The Unapproximable Auction

Second-price auctions are the workhorse of modern advertising — Google, Meta, programmatic display. Bidders set budgets, and a “pacing” mechanism throttles bids to stay within budget while competing across many simultaneous auctions. The pacing equilibrium is where every bidder’s pacing multiplier balances their budget constraint against their desire to win. Finding this equilibrium is essential: the ad platform needs to know how to allocate impressions.

Chen and Li (arXiv:2501.15295) prove that even finding a constant-factor approximation to a pacing equilibrium is PPAD-hard. Not an exact solution — even getting within a constant factor of the right answer is computationally intractable. Earlier work showed hardness for inverse-polynomial approximations (getting very close is hard). This paper pushes the boundary: even a rough answer is hard.

The structural implication: the mechanism is well-defined, the equilibrium exists (guaranteed by fixed-point theorems), but computing it is fundamentally difficult even approximately. The auction platform that uses second-price pacing equilibria can prove the equilibrium exists without being able to find it — or anything close to it — in polynomial time.

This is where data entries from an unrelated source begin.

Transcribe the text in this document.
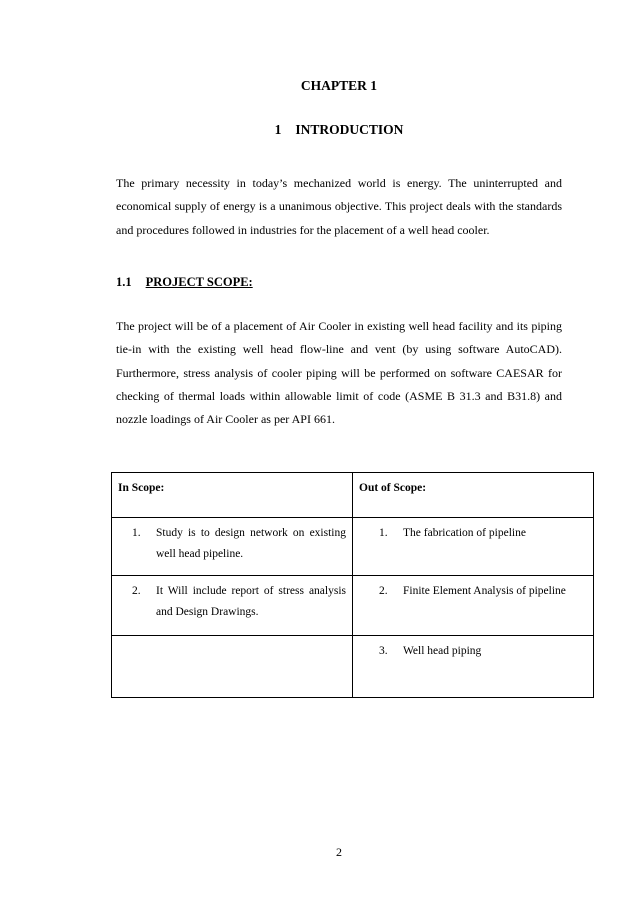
CHAPTER 1
1 INTRODUCTION

The primary necessity in today’s mechanized world is energy. The uninterrupted and economical supply of energy is a unanimous objective. This project deals with the standards and procedures followed in industries for the placement of a well head cooler.

1.1 PROJECT SCOPE:

The project will be of a placement of Air Cooler in existing well head facility and its piping tie-in with the existing well head flow-line and vent (by using software AutoCAD). Furthermore, stress analysis of cooler piping will be performed on software CAESAR for checking of thermal loads within allowable limit of code (ASME B 31.3 and B31.8) and nozzle loadings of Air Cooler as per API 661.

In Scope:	Out of Scope:

1. Study is to design network on existing well head pipeline.	1. The fabrication of pipeline

2. It Will include report of stress analysis and Design Drawings.	2. Finite Element Analysis of pipeline

	3. Well head piping
2
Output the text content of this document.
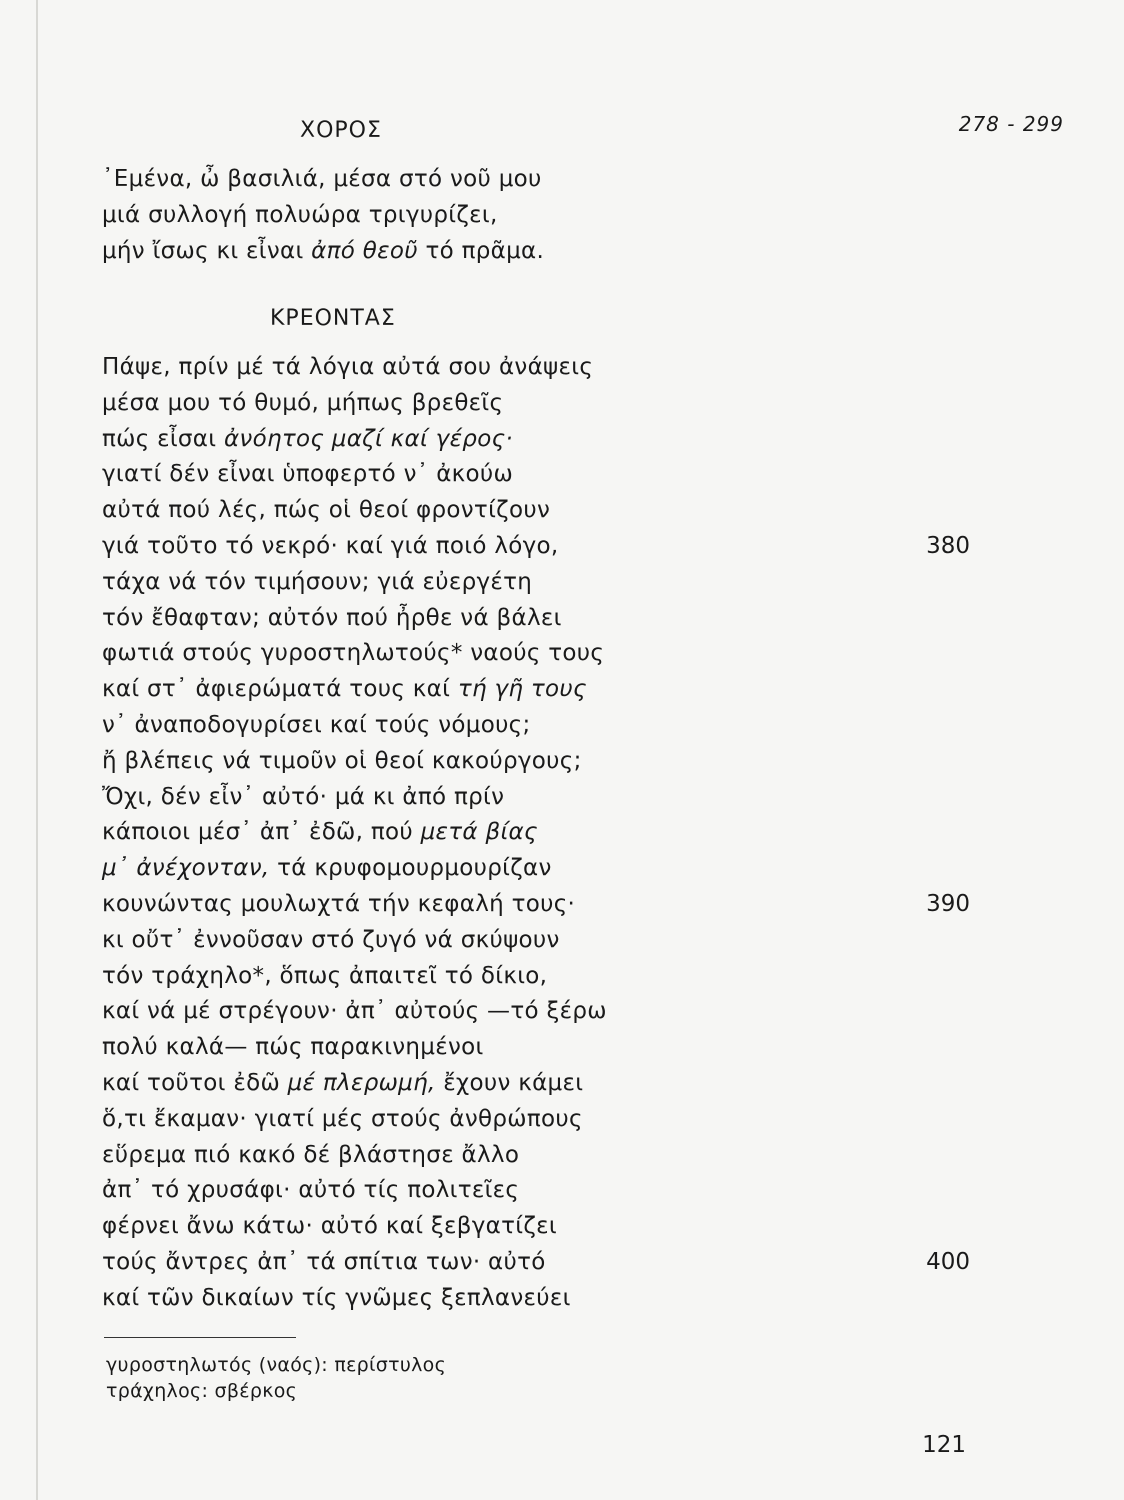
278 - 299
ΧΟΡΟΣ
᾿Εμένα, ὦ βασιλιά, μέσα στό νοῦ μου
μιά συλλογή πολυώρα τριγυρίζει,
μήν ἴσως κι εἶναι ἀπό θεοῦ τό πρᾶμα.
ΚΡΕΟΝΤΑΣ
Πάψε, πρίν μέ τά λόγια αὐτά σου ἀνάψεις
μέσα μου τό θυμό, μήπως βρεθεῖς
πώς εἶσαι ἀνόητος μαζί καί γέρος·
γιατί δέν εἶναι ὑποφερτό ν᾿ ἀκούω
αὐτά πού λές, πώς οἱ θεοί φροντίζουν
γιά τοῦτο τό νεκρό· καί γιά ποιό λόγο,	380
τάχα νά τόν τιμήσουν; γιά εὐεργέτη
τόν ἔθαφταν; αὐτόν πού ἦρθε νά βάλει
φωτιά στούς γυροστηλωτούς* ναούς τους
καί στ᾿ ἀφιερώματά τους καί τή γῆ τους
ν᾿ ἀναποδογυρίσει καί τούς νόμους;
ἤ βλέπεις νά τιμοῦν οἱ θεοί κακούργους;
Ὄχι, δέν εἶν᾿ αὐτό· μά κι ἀπό πρίν
κάποιοι μέσ᾿ ἀπ᾿ ἐδῶ, πού μετά βίας
μ᾿ ἀνέχονταν, τά κρυφομουρμουρίζαν
κουνώντας μουλωχτά τήν κεφαλή τους·	390
κι οὔτ᾿ ἐννοῦσαν στό ζυγό νά σκύψουν
τόν τράχηλο*, ὅπως ἀπαιτεῖ τό δίκιο,
καί νά μέ στρέγουν· ἀπ᾿ αὐτούς —τό ξέρω
πολύ καλά— πώς παρακινημένοι
καί τοῦτοι ἐδῶ μέ πλερωμή, ἔχουν κάμει
ὅ,τι ἔκαμαν· γιατί μές στούς ἀνθρώπους
εὕρεμα πιό κακό δέ βλάστησε ἄλλο
ἀπ᾿ τό χρυσάφι· αὐτό τίς πολιτεῖες
φέρνει ἄνω κάτω· αὐτό καί ξεβγατίζει
τούς ἄντρες ἀπ᾿ τά σπίτια των· αὐτό	400
καί τῶν δικαίων τίς γνῶμες ξεπλανεύει
γυροστηλωτός (ναός): περίστυλος
τράχηλος: σβέρκος
121
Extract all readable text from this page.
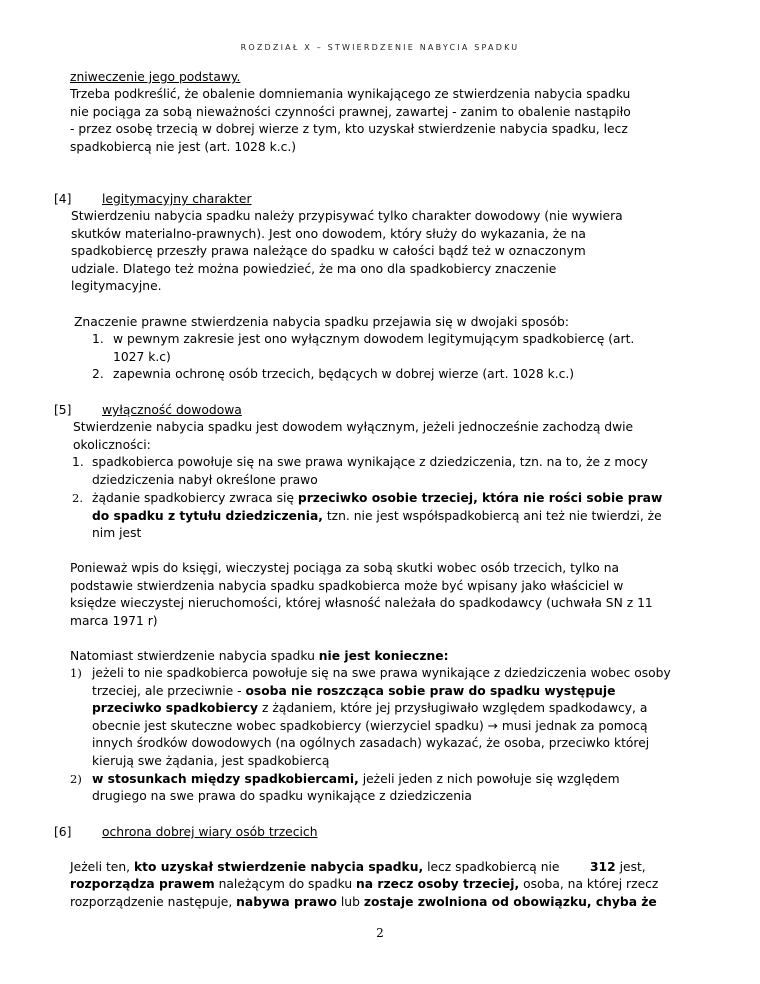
ROZDZIAŁ X – STWIERDZENIE NABYCIA SPADKU
zniweczenie jego podstawy.
Trzeba podkreślić, że obalenie domniemania wynikającego ze stwierdzenia nabycia spadku
nie pociąga za sobą nieważności czynności prawnej, zawartej - zanim to obalenie nastąpiło
- przez osobę trzecią w dobrej wierze z tym, kto uzyskał stwierdzenie nabycia spadku, lecz
spadkobiercą nie jest (art. 1028 k.c.)
[4] legitymacyjny charakter
Stwierdzeniu nabycia spadku należy przypisywać tylko charakter dowodowy (nie wywiera
skutków materialno-prawnych). Jest ono dowodem, który służy do wykazania, że na
spadkobiercę przeszły prawa należące do spadku w całości bądź też w oznaczonym
udziale. Dlatego też można powiedzieć, że ma ono dla spadkobiercy znaczenie
legitymacyjne.
Znaczenie prawne stwierdzenia nabycia spadku przejawia się w dwojaki sposób:
1. w pewnym zakresie jest ono wyłącznym dowodem legitymującym spadkobiercę (art.
1027 k.c)
2. zapewnia ochronę osób trzecich, będących w dobrej wierze (art. 1028 k.c.)
[5] wyłączność dowodowa
Stwierdzenie nabycia spadku jest dowodem wyłącznym, jeżeli jednocześnie zachodzą dwie
okoliczności:
1. spadkobierca powołuje się na swe prawa wynikające z dziedziczenia, tzn. na to, że z mocy
dziedziczenia nabył określone prawo
2. żądanie spadkobiercy zwraca się przeciwko osobie trzeciej, która nie rości sobie praw
do spadku z tytułu dziedziczenia, tzn. nie jest współspadkobiercą ani też nie twierdzi, że
nim jest
Ponieważ wpis do księgi, wieczystej pociąga za sobą skutki wobec osób trzecich, tylko na
podstawie stwierdzenia nabycia spadku spadkobierca może być wpisany jako właściciel w
księdze wieczystej nieruchomości, której własność należała do spadkodawcy (uchwała SN z 11
marca 1971 r)
Natomiast stwierdzenie nabycia spadku nie jest konieczne:
1) jeżeli to nie spadkobierca powołuje się na swe prawa wynikające z dziedziczenia wobec osoby
trzeciej, ale przeciwnie - osoba nie roszcząca sobie praw do spadku występuje
przeciwko spadkobiercy z żądaniem, które jej przysługiwało względem spadkodawcy, a
obecnie jest skuteczne wobec spadkobiercy (wierzyciel spadku) → musi jednak za pomocą
innych środków dowodowych (na ogólnych zasadach) wykazać, że osoba, przeciwko której
kierują swe żądania, jest spadkobiercą
2) w stosunkach między spadkobiercami, jeżeli jeden z nich powołuje się względem
drugiego na swe prawa do spadku wynikające z dziedziczenia
[6] ochrona dobrej wiary osób trzecich
Jeżeli ten, kto uzyskał stwierdzenie nabycia spadku, lecz spadkobiercą nie 312 jest,
rozporządza prawem należącym do spadku na rzecz osoby trzeciej, osoba, na której rzecz
rozporządzenie następuje, nabywa prawo lub zostaje zwolniona od obowiązku, chyba że
2
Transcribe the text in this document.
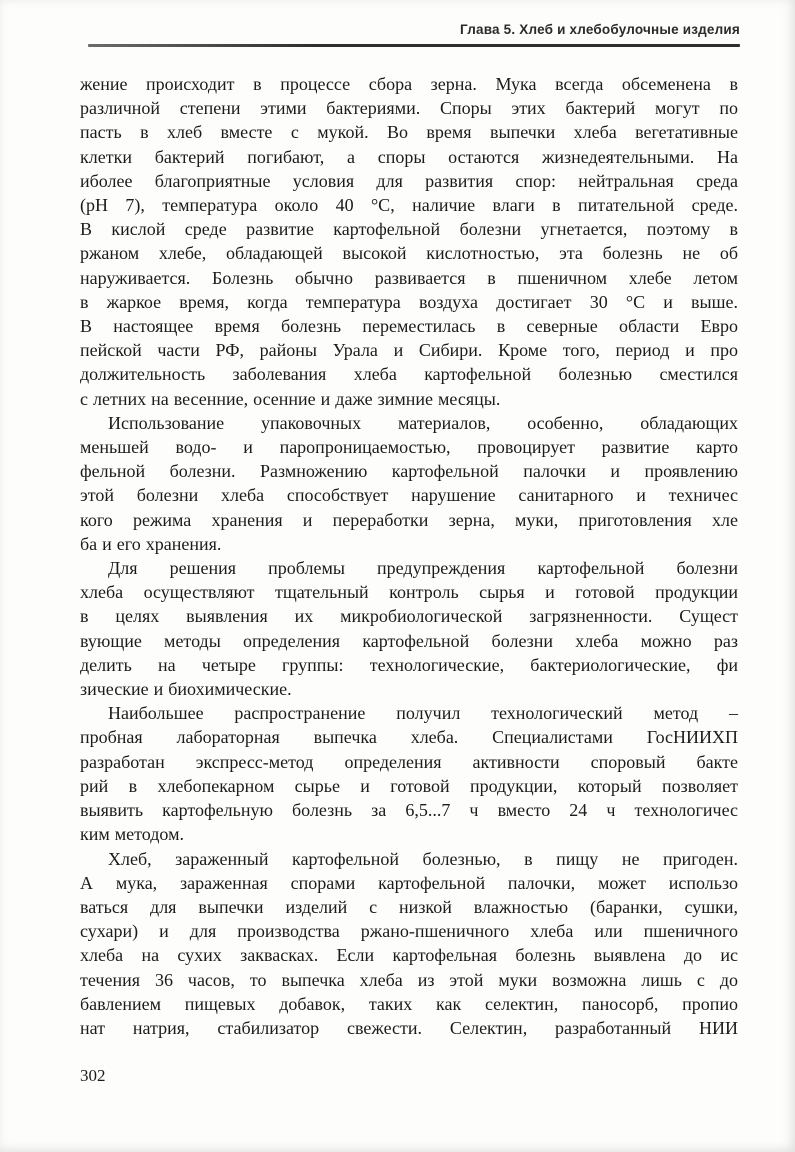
Глава 5. Хлеб и хлебобулочные изделия
жение происходит в процессе сбора зерна. Мука всегда обсеменена в
различной степени этими бактериями. Споры этих бактерий могут по
пасть в хлеб вместе с мукой. Во время выпечки хлеба вегетативные
клетки бактерий погибают, а споры остаются жизнедеятельными. На
иболее благоприятные условия для развития спор: нейтральная среда
(pH 7), температура около 40 °С, наличие влаги в питательной среде.
В кислой среде развитие картофельной болезни угнетается, поэтому в
ржаном хлебе, обладающей высокой кислотностью, эта болезнь не об
наруживается. Болезнь обычно развивается в пшеничном хлебе летом
в жаркое время, когда температура воздуха достигает 30 °С и выше.
В настоящее время болезнь переместилась в северные области Евро
пейской части РФ, районы Урала и Сибири. Кроме того, период и про
должительность заболевания хлеба картофельной болезнью сместился
с летних на весенние, осенние и даже зимние месяцы.
Использование упаковочных материалов, особенно, обладающих
меньшей водо- и паропроницаемостью, провоцирует развитие карто
фельной болезни. Размножению картофельной палочки и проявлению
этой болезни хлеба способствует нарушение санитарного и техничес
кого режима хранения и переработки зерна, муки, приготовления хле
ба и его хранения.
Для решения проблемы предупреждения картофельной болезни
хлеба осуществляют тщательный контроль сырья и готовой продукции
в целях выявления их микробиологической загрязненности. Сущест
вующие методы определения картофельной болезни хлеба можно раз
делить на четыре группы: технологические, бактериологические, фи
зические и биохимические.
Наибольшее распространение получил технологический метод –
пробная лабораторная выпечка хлеба. Специалистами ГосНИИХП
разработан экспресс-метод определения активности споровый бакте
рий в хлебопекарном сырье и готовой продукции, который позволяет
выявить картофельную болезнь за 6,5...7 ч вместо 24 ч технологичес
ким методом.
Хлеб, зараженный картофельной болезнью, в пищу не пригоден.
А мука, зараженная спорами картофельной палочки, может использо
ваться для выпечки изделий с низкой влажностью (баранки, сушки,
сухари) и для производства ржано-пшеничного хлеба или пшеничного
хлеба на сухих заквасках. Если картофельная болезнь выявлена до ис
течения 36 часов, то выпечка хлеба из этой муки возможна лишь с до
бавлением пищевых добавок, таких как селектин, паносорб, пропио
нат натрия, стабилизатор свежести. Селектин, разработанный НИИ
302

This creates an operational paradox. The mechanism is used because it has nice theoretical properties (truthfulness, efficiency). But the equilibrium those properties depend on can’t be computed efficiently. The practical systems that run billions of auctions per day must be finding something — but whatever they find, it’s not provably close to the theoretical equilibrium. The mechanism works in practice for reasons that the theory can’t verify.